Correcting common errors in identifying cancer-specific serum peptide signatures

Affiliations

Correcting common errors in identifying cancer-specific serum peptide signatures

Josep Villanueva et al. J Proteome Res. 2005 Jul-Aug.

Abstract

"Molecular signatures" are the qualitative and quantitative patterns of groups of biomolecules (e.g., mRNA, proteins, peptides, or metabolites) in a cell, tissue, biological fluid, or an entire organism. To apply this concept to biomarker discovery, the measurements should ideally be noninvasive and performed in a single read-out. We have therefore developed a peptidomics platform that couples magnetics-based, automated solid-phase extraction of small peptides with a high-resolution MALDI-TOF mass spectrometric readout (Villanueva, J.; Philip, J.; Entenberg, D.; Chaparro, C. A.; Tanwar, M. K.; Holland, E. C.; Tempst, P. Anal. Chem. 2004, 76, 1560-1570). Since hundreds of peptides can be detected in microliter volumes of serum, it allows to search for disease signatures, for instance in the presence of cancer. We have now evaluated, optimized, and standardized a number of clinical and analytical chemistry variables that are major sources of bias; ranging from blood collection and clotting, to serum storage and handling, automated peptide extraction, crystallization, spectral acquisition, and signal processing. In addition, proper alignment of spectra and user-friendly visualization tools are essential for meaningful, certifiable data mining.

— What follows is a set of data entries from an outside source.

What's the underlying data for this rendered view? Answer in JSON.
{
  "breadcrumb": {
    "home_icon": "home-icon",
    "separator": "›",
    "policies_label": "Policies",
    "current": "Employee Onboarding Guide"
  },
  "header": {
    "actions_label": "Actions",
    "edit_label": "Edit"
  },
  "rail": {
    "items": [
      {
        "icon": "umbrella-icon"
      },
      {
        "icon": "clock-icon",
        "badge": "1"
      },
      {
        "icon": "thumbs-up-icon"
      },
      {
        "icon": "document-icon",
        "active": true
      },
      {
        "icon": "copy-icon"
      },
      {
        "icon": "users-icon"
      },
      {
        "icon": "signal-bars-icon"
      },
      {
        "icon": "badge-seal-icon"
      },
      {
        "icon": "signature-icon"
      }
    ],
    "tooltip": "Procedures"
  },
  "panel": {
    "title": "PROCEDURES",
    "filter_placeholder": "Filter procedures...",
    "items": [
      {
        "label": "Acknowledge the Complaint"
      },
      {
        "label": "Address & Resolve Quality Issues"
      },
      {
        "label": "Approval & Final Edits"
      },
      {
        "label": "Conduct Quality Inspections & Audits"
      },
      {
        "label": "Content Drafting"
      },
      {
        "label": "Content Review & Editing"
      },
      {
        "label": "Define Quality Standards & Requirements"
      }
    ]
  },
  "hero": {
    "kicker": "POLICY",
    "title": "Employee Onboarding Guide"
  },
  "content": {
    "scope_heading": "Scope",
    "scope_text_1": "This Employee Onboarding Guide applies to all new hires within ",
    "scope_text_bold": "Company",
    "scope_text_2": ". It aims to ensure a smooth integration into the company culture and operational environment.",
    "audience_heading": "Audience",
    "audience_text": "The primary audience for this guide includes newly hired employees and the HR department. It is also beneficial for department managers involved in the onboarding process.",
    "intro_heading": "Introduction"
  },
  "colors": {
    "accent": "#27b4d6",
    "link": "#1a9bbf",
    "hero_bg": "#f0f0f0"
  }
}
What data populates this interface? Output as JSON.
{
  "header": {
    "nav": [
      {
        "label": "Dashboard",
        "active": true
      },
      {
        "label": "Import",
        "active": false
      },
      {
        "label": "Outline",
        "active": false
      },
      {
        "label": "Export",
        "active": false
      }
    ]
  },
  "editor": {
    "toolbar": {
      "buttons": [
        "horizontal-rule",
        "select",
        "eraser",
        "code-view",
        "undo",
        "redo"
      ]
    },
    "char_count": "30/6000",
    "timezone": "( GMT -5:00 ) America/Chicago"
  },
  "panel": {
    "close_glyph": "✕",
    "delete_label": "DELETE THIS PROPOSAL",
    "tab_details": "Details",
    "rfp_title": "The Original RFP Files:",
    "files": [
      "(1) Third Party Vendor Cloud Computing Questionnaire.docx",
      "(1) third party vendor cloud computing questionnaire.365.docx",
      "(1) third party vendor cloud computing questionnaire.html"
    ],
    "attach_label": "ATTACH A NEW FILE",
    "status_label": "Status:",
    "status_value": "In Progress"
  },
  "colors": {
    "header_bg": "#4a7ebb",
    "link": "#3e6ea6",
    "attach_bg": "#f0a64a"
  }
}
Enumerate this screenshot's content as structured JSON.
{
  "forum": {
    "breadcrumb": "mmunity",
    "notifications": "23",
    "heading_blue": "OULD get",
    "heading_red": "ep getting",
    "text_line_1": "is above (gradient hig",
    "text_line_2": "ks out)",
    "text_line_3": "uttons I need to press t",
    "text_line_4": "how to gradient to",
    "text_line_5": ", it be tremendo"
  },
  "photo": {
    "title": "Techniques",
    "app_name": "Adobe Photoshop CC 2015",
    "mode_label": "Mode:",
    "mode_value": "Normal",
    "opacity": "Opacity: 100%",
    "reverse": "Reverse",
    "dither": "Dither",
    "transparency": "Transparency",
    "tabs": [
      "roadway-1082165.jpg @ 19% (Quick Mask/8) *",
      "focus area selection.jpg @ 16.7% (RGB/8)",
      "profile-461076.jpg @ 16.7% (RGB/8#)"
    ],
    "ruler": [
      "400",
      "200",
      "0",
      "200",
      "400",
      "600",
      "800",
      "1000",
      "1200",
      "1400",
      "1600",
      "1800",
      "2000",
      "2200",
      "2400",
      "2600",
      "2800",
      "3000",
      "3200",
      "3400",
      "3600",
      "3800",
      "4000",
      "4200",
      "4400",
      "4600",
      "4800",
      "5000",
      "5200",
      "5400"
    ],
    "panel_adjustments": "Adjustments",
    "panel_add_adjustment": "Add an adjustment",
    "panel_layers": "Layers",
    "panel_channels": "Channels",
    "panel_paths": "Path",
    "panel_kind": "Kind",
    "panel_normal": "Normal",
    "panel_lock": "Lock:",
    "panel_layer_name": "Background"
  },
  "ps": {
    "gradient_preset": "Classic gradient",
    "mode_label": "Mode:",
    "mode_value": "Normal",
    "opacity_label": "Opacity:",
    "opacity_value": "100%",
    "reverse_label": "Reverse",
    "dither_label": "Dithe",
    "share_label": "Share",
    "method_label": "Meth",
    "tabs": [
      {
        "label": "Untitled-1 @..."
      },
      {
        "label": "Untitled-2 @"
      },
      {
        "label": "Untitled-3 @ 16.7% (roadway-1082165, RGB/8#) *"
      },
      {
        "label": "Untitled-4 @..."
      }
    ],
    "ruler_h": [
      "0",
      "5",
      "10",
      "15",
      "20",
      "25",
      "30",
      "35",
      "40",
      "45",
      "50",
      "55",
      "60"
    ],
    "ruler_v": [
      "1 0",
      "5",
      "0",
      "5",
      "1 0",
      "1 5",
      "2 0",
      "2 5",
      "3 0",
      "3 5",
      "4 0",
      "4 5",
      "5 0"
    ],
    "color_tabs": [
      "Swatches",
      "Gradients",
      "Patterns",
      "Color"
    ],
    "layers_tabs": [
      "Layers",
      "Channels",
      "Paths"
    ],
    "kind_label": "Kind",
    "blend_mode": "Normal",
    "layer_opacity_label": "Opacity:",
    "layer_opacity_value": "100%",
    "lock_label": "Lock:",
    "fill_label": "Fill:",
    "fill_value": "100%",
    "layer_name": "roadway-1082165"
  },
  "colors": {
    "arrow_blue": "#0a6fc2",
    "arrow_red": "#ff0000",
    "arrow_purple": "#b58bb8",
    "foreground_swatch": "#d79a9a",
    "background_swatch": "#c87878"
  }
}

We introduce a minimal entropy algorithm, "Entropycal", that simplifies alignment and subsequent statistical analysis and increases the percentage of the highly distinguishing spectral information being retained after feature selection of the datasets. Using the improved analytical platform and tools, and a commercial statistics program, we found that sera from thyroid cancer patients can be distinguished from healthy controls based on an array of 98 discriminant peptides. With adequate technological and computational methods in place, and using rigorously standardized conditions, potential sources of patient related bias (e.g., gender, age, genetics, environmental, dietary, and other factors) may now be addressed.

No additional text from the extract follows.